U.K. Prime Minister Boris Johnson said a person died of the Omicron variant on Monday, in what appears to be the first confirmed death caused by the new form of COVID.
Speaking in London, Johnson told reporters that "sadly at least one patient has been confirmed to have died with Omicron."
He said that people should "set on one side" the idea that Omicron is milder than other variants and instead focus on its high rate of transmission.
It comes as 10 people in the U.K. were in hospital with the Omicron variant on Monday, the country's health secretary Sajid Javid told Sky News.
There were 4,713 confirmed cases of the Omicron variant in the country on Monday, according to the UK Health Security Agency.
Over the past couple of weeks, reports had emerged that Omicron might cause less severe disease than Delta based on early data from South Africa, though scientists had warned that it was too early to say whether this was the case.
The death in the U.K. appears to be the first confirmed globally. On December 12 the European Centre for Disease Prevention and Control (ECDC) reported that there had been "no Omicron-related deaths reported thus far" within its reporting area.
That followed a report from the U.S. Centers for Disease Control and Prevention (CDC) on December 10, which stated that "no deaths have been reported to date" based on 43 cases of Omicron reported between December 1 and December 8.
On December 10 fact-checking site Snopes reported that the World Health Organization (WHO) had told it that it had not received any reports of deaths caused by Omicron.
However, it is possible that an Omicron-related death had occurred previously but had not been officially confirmed.
Last week, Maria Van Kerkhove, the WHO's technical lead on COVID, warned against referring to Omicron as "mild" and stated that "people will die" from the variant in an interview with New Scientist magazine.
"Many patients have presented with mild disease and if you compare it to other waves, Omicron seems to be more mild. We will get more data on that soon," she said. "But it doesn't mean it's only mild—we have seen the full spectrum of severity with the variant, and people will die from it."
A similar point was made by Jerome Adams, a former U.S. Surgeon General, on December 5. Adams tweeted that a substantially higher transmission rate could cancel out a lower severity and increase death rates.
Been asked about #omicron being less severe.

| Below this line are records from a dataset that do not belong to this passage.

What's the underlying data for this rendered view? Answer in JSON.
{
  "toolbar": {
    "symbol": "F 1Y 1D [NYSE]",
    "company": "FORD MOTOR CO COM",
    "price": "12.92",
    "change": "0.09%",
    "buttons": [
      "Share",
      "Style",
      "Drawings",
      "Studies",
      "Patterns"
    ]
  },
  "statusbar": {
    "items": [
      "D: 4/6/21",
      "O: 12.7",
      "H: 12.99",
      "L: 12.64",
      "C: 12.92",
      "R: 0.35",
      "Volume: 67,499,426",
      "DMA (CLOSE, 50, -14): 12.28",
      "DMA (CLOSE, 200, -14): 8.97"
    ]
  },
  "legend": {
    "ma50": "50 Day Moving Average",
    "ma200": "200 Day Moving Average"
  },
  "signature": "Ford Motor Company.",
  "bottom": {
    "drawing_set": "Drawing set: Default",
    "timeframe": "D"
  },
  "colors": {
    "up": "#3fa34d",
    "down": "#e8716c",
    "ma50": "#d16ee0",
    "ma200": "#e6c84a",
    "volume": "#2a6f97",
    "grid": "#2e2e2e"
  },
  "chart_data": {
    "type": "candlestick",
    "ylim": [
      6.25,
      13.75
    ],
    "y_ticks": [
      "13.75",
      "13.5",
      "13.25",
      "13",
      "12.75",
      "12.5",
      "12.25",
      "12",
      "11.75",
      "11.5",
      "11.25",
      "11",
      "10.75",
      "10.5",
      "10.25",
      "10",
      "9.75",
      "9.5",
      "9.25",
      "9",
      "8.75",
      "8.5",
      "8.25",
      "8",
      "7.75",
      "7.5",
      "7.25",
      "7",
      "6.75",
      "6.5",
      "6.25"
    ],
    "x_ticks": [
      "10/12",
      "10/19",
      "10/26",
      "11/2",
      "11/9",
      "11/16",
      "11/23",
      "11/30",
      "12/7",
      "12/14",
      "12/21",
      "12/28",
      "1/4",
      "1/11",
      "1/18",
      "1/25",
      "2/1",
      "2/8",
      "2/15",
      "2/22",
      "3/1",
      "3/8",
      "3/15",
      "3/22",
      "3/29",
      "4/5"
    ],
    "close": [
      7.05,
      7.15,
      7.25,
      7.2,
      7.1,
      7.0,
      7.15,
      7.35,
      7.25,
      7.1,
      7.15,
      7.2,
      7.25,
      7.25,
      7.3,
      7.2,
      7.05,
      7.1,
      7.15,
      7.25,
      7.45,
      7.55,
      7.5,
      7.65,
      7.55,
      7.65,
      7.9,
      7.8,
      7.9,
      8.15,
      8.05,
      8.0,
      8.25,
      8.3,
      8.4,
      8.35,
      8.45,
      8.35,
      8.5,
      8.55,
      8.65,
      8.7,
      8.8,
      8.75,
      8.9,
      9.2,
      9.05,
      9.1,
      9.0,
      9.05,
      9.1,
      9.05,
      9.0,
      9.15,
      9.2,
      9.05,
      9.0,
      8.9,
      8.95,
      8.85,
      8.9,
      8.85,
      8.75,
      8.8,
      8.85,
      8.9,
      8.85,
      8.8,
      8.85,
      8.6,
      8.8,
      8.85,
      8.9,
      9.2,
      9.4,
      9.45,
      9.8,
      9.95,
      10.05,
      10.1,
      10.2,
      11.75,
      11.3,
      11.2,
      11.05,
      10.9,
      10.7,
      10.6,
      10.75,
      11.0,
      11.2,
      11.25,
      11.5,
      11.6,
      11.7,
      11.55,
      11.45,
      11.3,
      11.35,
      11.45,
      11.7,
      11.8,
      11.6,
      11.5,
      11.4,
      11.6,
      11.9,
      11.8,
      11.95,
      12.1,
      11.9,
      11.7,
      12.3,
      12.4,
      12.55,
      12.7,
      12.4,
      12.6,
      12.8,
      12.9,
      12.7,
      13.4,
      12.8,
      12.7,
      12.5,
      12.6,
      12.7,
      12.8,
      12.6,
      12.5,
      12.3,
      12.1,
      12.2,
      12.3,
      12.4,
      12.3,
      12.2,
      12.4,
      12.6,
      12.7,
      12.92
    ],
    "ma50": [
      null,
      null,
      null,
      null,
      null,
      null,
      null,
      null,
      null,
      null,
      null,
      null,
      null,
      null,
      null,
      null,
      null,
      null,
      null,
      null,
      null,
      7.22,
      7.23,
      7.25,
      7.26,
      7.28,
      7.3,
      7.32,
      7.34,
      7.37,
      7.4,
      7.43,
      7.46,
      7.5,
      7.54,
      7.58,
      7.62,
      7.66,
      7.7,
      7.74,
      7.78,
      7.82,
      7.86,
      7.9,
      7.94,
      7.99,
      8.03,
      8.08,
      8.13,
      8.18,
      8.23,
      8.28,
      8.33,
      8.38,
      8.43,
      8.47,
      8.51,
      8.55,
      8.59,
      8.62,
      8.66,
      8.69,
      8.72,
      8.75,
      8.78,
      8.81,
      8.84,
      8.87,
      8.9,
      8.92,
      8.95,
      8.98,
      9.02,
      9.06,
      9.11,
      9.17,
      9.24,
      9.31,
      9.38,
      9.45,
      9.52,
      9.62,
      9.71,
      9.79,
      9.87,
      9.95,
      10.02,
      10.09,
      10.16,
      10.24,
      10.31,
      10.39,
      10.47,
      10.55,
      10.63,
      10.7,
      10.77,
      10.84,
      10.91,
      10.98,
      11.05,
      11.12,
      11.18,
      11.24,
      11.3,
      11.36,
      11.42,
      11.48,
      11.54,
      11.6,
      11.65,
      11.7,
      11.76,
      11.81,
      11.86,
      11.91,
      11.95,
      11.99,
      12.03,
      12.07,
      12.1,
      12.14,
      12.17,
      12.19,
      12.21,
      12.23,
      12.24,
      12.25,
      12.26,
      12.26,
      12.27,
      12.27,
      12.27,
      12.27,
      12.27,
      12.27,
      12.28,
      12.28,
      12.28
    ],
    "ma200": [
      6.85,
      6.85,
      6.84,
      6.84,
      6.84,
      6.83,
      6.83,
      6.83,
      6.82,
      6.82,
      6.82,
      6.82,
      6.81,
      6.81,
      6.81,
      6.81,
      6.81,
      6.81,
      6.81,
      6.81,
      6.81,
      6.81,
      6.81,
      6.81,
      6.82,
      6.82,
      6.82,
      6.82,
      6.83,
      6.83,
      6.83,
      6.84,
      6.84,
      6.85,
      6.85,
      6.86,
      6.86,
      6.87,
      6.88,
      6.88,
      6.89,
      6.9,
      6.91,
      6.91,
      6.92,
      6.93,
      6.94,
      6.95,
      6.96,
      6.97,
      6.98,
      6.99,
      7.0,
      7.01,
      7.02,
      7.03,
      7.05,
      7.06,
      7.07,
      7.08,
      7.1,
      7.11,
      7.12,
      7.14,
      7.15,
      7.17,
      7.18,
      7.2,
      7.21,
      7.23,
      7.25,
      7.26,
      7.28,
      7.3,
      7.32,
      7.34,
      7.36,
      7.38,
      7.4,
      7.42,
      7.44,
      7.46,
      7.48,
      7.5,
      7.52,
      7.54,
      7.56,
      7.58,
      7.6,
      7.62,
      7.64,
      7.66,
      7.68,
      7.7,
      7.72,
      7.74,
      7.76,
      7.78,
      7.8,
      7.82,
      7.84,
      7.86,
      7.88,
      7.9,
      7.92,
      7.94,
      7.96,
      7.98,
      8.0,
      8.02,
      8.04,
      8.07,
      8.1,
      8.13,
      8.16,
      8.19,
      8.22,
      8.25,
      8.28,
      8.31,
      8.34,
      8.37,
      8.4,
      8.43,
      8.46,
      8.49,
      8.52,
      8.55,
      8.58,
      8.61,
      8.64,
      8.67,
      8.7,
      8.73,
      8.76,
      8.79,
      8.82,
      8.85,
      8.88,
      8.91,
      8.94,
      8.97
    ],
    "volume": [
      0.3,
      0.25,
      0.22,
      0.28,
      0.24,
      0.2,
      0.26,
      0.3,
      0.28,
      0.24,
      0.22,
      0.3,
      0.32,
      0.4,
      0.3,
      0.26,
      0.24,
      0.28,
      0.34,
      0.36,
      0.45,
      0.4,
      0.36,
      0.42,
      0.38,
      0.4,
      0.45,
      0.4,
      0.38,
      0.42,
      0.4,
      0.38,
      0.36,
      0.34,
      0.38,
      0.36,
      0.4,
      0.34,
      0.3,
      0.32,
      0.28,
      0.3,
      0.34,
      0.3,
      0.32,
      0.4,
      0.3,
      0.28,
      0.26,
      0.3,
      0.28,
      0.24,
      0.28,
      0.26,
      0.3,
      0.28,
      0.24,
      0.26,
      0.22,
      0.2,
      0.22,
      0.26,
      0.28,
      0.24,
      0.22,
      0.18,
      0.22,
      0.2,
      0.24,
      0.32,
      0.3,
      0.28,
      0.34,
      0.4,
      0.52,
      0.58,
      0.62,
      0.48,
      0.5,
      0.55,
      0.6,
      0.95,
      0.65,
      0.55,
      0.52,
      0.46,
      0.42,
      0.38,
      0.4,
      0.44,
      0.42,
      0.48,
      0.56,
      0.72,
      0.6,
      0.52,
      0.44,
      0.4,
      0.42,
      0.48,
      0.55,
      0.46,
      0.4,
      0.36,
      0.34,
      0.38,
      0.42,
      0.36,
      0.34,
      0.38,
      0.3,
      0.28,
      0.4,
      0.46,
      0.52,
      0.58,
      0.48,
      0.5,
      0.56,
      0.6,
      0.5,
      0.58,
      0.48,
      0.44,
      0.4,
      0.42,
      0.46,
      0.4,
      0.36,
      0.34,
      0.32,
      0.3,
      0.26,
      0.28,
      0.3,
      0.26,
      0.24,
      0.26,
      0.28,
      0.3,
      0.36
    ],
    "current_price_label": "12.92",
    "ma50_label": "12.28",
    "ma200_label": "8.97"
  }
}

We simply don’t know yet. But substantially ⬆️ transmission can cancel out ⬇️ severity.
— Jerome Adams (@JeromeAdamsMD) December 5, 2021
1 million infected x 1% death rate is 10,000 dead.
5 million infected x 0.5% death rate is 25,000 dead.
Less severe can still = big impact.
The rise of the Omicron variant has prompted countries to ramp up their booster shot rollouts as data suggests a booster vaccine will provide more protection against the variant than first or second shots.